Each fall, thousands (okay, maybe hundreds) of potential ski bums will make the pilgrimage to Ski Town, USA, in order to live the skiing dream and/or piss off their parents by not getting a real job. Unlike the structured awkwardness of college orientation week, Gnarlington has an anarchical period known as shoulder season in which noobs are put up against an all but non-existent employment pool, a scarce nightlife scene, and super-duper seniors that have been about for 20+ years. Indeed, Shredville can seem like an unforgiving place. Lucky for you, we’ve composted this foolproof list for taking your status from “who?” to hero.

Buy a dog

Preferably some sort of husky or husky-mix. Name it after some mountain/river/lake in Alaska. Yes, Denali will probably spend more time sitting around your house eating your roommate’s boot liners and getting into the trash, but the pooch will also project your responsibility, maturity, and tenderness to the opposite sex. Plus, what landlord could evict those sweet, blue eyes?

Develop a trademark

Who would Glen Plake be without his Mohawk? Sage without his long curly hair, or Tanner without his keyboard with a broken caps-lock button? Just awesome skiers and good dudes, but as an up-and-comer in a ski town, this alone wont cut it. You need a staple: ski with two left boots, hit every jump and screamin’-semen, pierce your chin. Whatever. People have built careers on less.

Movie premieres

This is your unofficial debutante and your first opportunity to suss out the scene. Be stoked, but not overly dramatic. Over-enthusiasm reeks of noob. Comment on the film’s cinematography, use of timelapses, and throw out terms like “production value.” Emphasize how stoked it got you to film this year.

Significant others

For guys: Lock one down, ASAP. Girls in ski towns should be treated as a more precious commodity than dragon tears, particularly in the off-season. Anticipate an XX-chromosome drought until the holidays, and October and November can be long and cold. Plus, who’s going to take care of Denali when you get called up for your first film trip?

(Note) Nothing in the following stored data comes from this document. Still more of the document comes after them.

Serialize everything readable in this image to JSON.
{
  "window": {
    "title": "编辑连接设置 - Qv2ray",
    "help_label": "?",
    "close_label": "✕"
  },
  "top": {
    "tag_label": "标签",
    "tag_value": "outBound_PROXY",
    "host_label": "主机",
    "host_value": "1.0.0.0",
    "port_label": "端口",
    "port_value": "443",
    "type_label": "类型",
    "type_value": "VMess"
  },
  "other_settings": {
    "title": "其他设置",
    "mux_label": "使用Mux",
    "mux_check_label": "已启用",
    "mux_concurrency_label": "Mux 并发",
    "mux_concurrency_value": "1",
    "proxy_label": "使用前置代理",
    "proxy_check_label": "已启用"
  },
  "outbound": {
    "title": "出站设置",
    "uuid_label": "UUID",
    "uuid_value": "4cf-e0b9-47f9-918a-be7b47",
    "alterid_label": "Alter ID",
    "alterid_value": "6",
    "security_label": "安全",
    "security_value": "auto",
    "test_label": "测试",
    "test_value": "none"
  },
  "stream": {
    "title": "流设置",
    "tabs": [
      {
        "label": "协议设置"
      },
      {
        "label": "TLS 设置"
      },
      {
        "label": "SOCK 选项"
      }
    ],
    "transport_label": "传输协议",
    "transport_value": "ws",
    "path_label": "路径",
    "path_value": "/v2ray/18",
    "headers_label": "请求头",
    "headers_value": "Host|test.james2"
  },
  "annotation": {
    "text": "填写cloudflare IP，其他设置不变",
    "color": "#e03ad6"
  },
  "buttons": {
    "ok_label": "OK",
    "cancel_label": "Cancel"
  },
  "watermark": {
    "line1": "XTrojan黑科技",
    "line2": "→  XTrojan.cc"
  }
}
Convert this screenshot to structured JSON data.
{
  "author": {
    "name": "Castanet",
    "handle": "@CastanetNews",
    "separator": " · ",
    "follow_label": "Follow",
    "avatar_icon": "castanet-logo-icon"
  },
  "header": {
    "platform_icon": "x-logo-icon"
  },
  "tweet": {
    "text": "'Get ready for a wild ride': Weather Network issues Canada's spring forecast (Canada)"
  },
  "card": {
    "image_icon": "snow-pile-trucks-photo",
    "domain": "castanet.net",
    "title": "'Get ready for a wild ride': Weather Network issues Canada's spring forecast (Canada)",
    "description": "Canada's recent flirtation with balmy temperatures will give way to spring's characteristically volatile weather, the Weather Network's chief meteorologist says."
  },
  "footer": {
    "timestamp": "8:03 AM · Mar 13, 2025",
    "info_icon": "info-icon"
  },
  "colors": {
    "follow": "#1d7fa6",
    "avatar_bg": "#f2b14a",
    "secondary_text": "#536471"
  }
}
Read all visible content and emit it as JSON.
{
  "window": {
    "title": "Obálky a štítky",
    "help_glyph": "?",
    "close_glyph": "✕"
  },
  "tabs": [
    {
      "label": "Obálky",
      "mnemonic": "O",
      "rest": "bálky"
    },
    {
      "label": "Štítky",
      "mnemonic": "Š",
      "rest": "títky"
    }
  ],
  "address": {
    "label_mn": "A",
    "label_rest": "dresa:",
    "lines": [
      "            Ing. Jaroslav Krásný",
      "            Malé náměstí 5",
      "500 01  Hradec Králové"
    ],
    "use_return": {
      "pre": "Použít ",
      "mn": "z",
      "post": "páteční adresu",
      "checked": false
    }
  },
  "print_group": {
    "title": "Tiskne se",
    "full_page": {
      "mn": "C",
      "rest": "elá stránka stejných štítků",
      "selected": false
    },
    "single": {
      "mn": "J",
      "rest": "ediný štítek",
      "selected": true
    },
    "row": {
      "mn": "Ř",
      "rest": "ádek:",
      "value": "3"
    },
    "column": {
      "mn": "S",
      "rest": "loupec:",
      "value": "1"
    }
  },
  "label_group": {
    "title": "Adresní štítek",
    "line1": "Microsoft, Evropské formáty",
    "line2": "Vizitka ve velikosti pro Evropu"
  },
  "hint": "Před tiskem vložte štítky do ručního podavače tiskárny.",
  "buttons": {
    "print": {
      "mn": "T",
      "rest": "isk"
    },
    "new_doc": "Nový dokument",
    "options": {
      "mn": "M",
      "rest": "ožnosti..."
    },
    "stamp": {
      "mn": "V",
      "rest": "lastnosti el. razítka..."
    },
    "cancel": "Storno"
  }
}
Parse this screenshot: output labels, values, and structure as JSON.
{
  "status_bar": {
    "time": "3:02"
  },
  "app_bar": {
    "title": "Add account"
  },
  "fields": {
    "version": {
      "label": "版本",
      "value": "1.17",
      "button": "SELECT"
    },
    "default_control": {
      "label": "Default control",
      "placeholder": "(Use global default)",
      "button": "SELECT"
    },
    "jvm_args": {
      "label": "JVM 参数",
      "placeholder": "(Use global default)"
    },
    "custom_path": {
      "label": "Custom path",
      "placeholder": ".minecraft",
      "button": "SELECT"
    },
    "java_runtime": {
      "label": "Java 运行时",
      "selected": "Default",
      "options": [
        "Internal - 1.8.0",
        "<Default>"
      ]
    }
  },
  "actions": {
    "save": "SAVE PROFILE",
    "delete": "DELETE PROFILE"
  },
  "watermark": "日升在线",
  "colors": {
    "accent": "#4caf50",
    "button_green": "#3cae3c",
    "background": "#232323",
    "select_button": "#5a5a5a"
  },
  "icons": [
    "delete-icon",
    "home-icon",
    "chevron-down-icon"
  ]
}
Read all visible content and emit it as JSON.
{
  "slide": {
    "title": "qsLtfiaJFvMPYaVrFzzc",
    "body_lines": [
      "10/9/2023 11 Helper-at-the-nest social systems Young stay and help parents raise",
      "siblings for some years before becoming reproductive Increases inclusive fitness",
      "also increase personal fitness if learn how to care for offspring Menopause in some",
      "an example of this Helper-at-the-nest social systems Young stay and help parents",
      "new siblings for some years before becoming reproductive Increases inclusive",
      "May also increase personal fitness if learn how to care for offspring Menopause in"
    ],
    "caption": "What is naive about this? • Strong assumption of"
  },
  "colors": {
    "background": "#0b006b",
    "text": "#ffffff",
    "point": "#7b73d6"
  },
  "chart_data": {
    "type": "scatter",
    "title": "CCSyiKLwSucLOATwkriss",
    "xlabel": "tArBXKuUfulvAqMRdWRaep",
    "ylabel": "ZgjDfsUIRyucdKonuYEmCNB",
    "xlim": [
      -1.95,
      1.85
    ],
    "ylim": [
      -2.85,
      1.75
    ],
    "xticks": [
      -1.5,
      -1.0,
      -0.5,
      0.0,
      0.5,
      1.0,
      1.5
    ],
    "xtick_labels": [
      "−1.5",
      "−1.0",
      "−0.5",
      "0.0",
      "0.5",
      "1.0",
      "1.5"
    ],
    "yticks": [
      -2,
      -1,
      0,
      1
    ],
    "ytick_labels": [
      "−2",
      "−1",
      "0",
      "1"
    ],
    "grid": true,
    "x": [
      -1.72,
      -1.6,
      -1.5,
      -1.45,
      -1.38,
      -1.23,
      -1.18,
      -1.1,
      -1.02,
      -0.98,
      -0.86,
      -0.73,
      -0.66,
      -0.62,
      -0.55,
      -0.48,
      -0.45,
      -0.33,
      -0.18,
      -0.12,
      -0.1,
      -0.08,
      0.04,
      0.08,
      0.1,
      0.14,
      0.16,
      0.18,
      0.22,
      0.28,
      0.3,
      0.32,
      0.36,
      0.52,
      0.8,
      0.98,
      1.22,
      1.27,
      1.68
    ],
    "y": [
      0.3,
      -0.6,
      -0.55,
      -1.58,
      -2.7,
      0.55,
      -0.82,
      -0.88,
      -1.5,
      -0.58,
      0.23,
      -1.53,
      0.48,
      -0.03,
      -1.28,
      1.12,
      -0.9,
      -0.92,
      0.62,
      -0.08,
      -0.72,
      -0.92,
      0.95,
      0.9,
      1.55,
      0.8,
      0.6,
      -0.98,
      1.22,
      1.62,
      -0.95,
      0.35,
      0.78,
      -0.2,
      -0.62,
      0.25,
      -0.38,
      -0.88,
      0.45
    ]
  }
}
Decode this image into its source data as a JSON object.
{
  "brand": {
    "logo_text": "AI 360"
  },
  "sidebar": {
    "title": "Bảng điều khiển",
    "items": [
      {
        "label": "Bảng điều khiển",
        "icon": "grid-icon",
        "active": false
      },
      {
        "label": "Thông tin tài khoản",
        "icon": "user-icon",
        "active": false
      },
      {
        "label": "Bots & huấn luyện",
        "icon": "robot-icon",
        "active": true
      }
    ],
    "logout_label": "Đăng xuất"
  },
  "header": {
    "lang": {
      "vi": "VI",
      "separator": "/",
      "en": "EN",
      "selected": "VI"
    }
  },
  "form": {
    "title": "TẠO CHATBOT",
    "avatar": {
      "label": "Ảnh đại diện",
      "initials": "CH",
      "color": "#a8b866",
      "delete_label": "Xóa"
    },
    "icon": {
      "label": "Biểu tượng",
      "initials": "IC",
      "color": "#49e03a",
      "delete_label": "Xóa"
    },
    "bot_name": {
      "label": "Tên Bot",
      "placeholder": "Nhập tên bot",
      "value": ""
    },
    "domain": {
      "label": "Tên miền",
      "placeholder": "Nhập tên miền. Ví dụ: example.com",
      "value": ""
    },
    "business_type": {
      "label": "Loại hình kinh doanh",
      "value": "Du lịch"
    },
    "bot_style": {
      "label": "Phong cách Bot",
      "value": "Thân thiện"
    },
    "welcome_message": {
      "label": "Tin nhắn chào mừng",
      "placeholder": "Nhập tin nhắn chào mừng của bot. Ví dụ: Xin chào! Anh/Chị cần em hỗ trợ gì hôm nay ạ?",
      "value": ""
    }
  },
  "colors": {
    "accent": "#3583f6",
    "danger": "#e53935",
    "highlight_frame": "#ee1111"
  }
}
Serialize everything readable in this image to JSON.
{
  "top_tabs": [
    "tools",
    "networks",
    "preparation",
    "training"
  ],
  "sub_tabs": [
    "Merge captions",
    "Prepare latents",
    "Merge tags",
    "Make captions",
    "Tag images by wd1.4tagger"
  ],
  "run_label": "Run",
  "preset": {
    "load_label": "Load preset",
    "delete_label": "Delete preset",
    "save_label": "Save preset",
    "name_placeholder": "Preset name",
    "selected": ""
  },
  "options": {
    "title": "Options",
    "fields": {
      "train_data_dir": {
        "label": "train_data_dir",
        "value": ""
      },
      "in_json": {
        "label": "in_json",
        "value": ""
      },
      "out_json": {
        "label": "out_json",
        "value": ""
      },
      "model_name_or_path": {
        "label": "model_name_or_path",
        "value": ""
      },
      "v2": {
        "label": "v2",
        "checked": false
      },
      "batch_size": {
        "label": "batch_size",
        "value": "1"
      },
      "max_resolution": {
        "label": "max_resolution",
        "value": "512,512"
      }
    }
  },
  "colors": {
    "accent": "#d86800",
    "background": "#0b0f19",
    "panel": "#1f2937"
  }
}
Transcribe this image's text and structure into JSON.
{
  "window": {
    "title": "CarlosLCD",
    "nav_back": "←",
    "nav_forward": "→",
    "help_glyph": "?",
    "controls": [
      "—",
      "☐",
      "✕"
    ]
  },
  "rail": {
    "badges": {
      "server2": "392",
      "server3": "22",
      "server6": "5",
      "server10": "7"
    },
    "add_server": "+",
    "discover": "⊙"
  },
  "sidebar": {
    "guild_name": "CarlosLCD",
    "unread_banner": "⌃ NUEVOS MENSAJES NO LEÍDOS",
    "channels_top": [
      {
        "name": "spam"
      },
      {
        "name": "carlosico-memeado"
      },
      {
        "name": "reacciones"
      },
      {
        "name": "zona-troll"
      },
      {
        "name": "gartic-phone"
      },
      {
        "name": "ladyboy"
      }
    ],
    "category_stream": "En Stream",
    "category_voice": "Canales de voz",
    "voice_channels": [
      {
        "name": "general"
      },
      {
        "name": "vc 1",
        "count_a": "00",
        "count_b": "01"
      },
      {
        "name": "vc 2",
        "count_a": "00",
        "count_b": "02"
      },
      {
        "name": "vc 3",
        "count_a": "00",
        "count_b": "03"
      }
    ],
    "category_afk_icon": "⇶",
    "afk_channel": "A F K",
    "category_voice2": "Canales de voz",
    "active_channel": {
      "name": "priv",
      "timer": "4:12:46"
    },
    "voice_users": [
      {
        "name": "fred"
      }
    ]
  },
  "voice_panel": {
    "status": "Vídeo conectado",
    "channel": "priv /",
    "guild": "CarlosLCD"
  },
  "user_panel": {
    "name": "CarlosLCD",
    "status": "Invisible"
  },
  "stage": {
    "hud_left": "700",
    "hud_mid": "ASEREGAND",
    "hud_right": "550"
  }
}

For girls: Outside of gentlemen’s clubs, there’s probably not a better guy-to-girl ratio than ski towns in the fall. Make no mistake, you don’t have the upper hand, you have the only hand. As such, play the field. Don’t worry about getting dressed up either, just wear a Saga hat to the bar and melt half the guys in there. The fact that you still measure skiing abilities in terms of “blues” and “blacks” is not of importance.

Transportation

Part flag, part billboard, your car’s not just a means of getting from point A to point B. Sticker your whip up, murder out those windows, and, for god’s sake, get those skis on the roof rack as soon as it snows. Bonus points if you have a truck and a snowmobile—your sled should be leaking fluids into your truck bed from October to May.

Yes, ski towns can seem as unwelcoming to newcomers as a dub step band to a blue grass festival, but keep in mind, everyone had to move there at some point (except for locals who were born there, they’re better than you by birthright). It may be a long road to claiming local status (over a calendar year by some hard-ass standards) but there are short cuts. So get out there, stake your claim, and remember: if two guys named Dexter and TJ can do it from a no-name hill in Michigan, so can you.